We learned all about the oil and gas industry, even visiting a working oil well. The history of the nearby railroads and tunnels and crashes were explained. The sport of orienteering (using a map and compass to find the quickest path to the finish) was tried. We visited the Smithville hermit's cave, which had been hewn from solid rock by a guy who preferred living a simple life away from society. We explored the remnants of the old town of Cornwallis, including a visit to an old store there that was still full of antiques. I learned lots of Ritchie County lore during time spent with Mr. Meador or the other rangers (Dean Six and Chrissie Somerville? were two others).

Some major memories took place at North Bend. When I “graduated” from Murphytown Elementary (it only went to 5th grade, before they bussed us into town for 6th grade at Park Elementary), our class trip was to North Bend State Park. Before junior high school, I was picked (along with Ginny Peck and Jeff Sandy) to participate in a regional science camp. We stayed at the Harrisville 4-H camp, but many of the activities took place at North Bend. As a high schooler, I even got to stay there alone a time or two when we would leave the trailer there between two weekends (one time I hopped in a small rubber raft and floated down the rain-swollen river, through the park and past Bonds Creek before landing on a big rock, deflating the raft, packing it up into a Hefty garbage bag—I didn't have a backpack until I went to WVU), and hiking back over the hill past the lodge on my way back to the campground).

Those who weren't around in 1976 don't realize what a big deal our nation's Bicentennial was. Those who do can remember all the hype. Among other things, the TV networks running “Bicentennial Minutes”--short announcements related to what was going on 200 years ago that day. Many families planned where they wanted to be to celebrate that special Fourth of July. For our family, the place to be was North Bend—Dad and I went to the big “Spirit of '76” race at nearby Pennsboro Speedway on July 4, 1976. Finally, although it brings up a topic better left untouched, my ill-fated marriage began with a honeymoon in a cabin at North Bend.

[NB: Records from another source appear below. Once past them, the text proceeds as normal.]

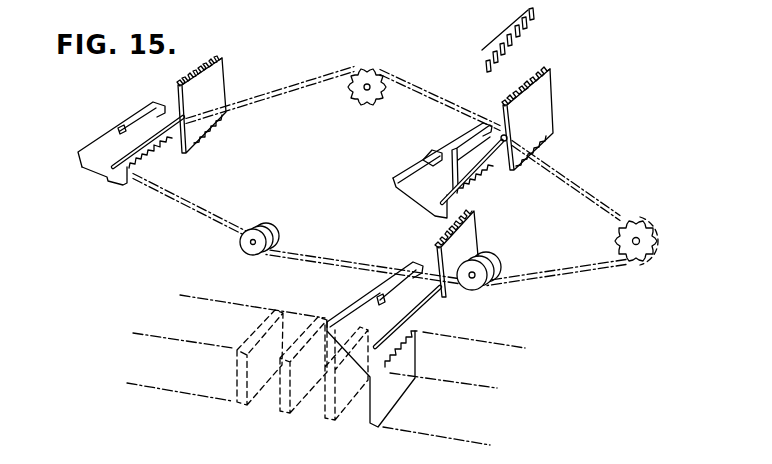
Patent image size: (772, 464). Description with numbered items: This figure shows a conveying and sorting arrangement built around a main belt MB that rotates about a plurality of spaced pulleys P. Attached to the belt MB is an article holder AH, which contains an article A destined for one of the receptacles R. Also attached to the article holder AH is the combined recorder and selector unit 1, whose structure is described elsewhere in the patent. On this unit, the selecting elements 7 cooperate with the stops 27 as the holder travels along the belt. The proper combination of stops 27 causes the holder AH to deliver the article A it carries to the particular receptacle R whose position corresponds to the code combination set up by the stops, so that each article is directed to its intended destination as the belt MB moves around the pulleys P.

The combined recorder and selector unit 1 is at (240, 64).
The selecting elements 7 is at (543, 63).
The stops 27 is at (528, 9).
The article A is at (400, 175).
The article holder AH is at (419, 169).
The main belt MB is at (577, 184).
The pulleys P is at (650, 236).
The receptacles R is at (326, 370).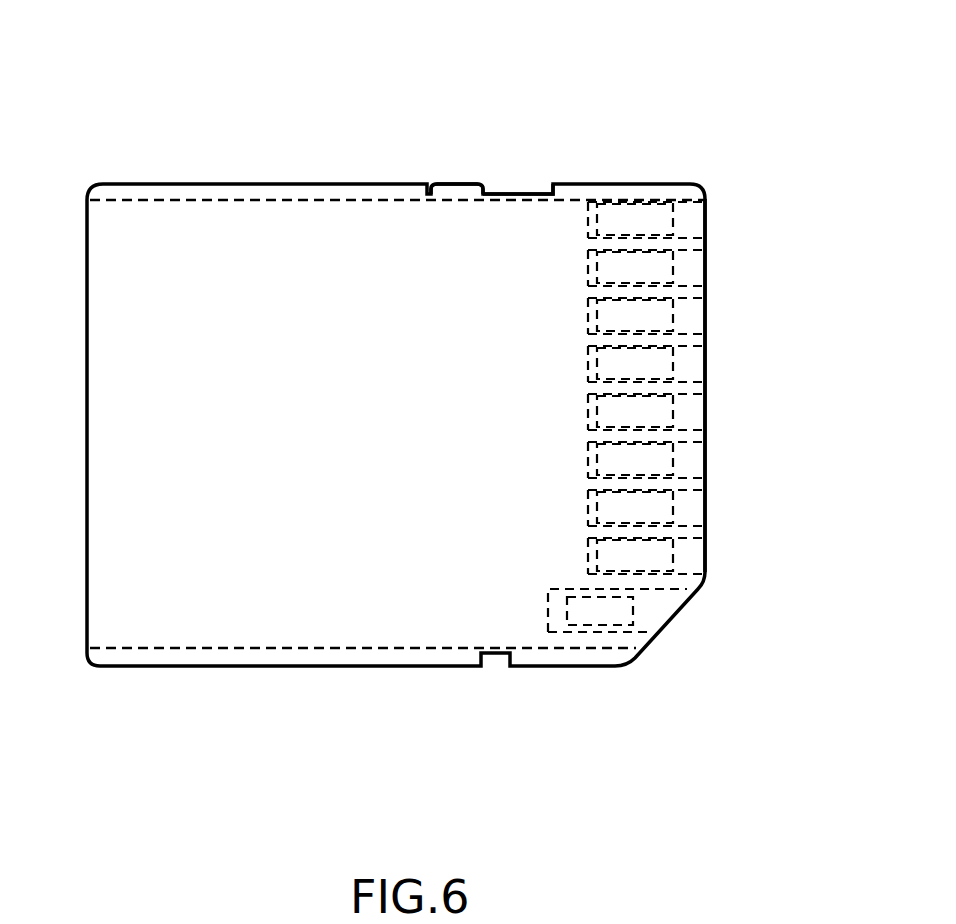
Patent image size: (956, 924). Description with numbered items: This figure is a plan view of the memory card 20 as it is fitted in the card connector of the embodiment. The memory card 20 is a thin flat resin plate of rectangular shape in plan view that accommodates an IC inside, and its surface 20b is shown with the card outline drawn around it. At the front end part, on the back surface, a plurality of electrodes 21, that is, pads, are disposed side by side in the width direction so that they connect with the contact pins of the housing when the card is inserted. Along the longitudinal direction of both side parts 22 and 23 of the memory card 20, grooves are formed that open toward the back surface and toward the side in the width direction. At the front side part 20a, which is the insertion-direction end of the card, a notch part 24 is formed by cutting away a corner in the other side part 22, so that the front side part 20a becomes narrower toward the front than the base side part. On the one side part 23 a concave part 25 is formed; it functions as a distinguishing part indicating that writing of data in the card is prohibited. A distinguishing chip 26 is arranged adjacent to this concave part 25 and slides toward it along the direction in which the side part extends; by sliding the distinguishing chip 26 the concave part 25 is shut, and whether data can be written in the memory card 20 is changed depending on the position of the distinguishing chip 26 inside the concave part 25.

The memory card 20 is at (140, 124).
The front side part 20a is at (706, 216).
The main surface of memory card 20b is at (347, 223).
The electrodes 21 is at (650, 411).
The other side part 22 is at (322, 660).
The one side part 23 is at (257, 183).
The notch part 24 is at (668, 626).
The concave part 25 is at (538, 193).
The distinguishing chip 26 is at (452, 183).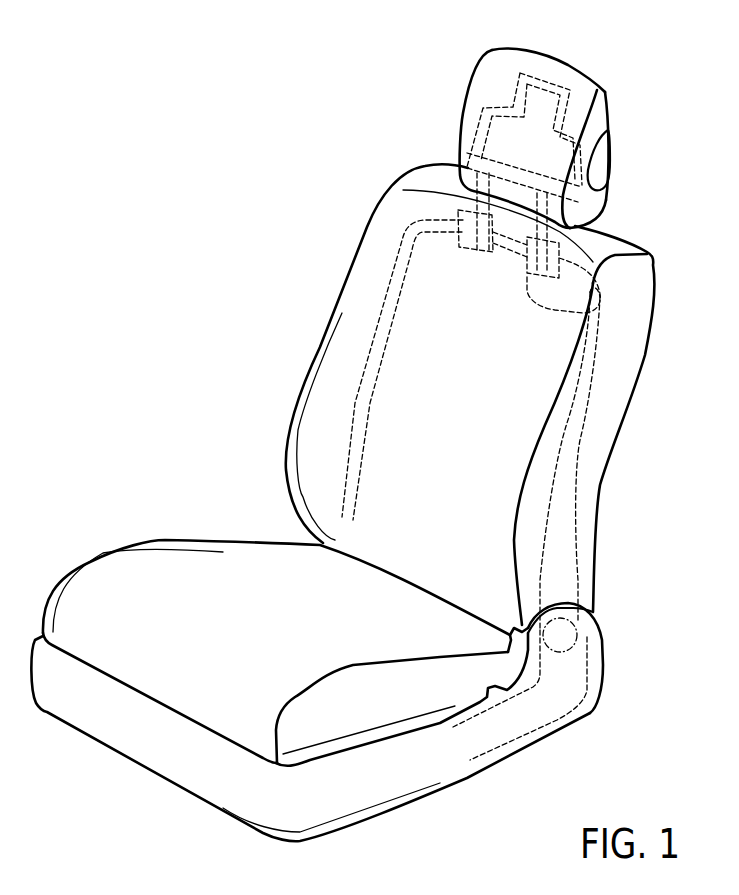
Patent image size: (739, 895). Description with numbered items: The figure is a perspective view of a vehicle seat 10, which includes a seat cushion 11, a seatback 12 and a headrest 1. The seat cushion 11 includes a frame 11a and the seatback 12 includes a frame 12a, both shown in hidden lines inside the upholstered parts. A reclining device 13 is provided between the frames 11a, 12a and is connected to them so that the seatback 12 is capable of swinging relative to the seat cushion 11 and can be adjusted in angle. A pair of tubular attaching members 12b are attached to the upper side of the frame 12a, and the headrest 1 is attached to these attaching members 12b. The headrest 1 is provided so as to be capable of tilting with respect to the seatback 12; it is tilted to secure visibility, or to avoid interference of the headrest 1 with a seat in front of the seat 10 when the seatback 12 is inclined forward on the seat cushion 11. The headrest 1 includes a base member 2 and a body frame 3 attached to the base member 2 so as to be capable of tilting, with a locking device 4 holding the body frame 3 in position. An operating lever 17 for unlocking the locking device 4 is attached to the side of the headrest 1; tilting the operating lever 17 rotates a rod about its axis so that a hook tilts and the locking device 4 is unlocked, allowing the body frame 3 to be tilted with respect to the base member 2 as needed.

Although I have not spent much time there in recent decades, at one time I knew North Bend like the back of my hand. That's why I didn't mind holding down a campsite there this week and commuting to work like other Ritchie Countians coworkers do. I was glad when Anna and her brothers realized that North Bend would be an equidistant point for the three of them to gather for a family reunion weekend. It let me spend time this week with an old friend.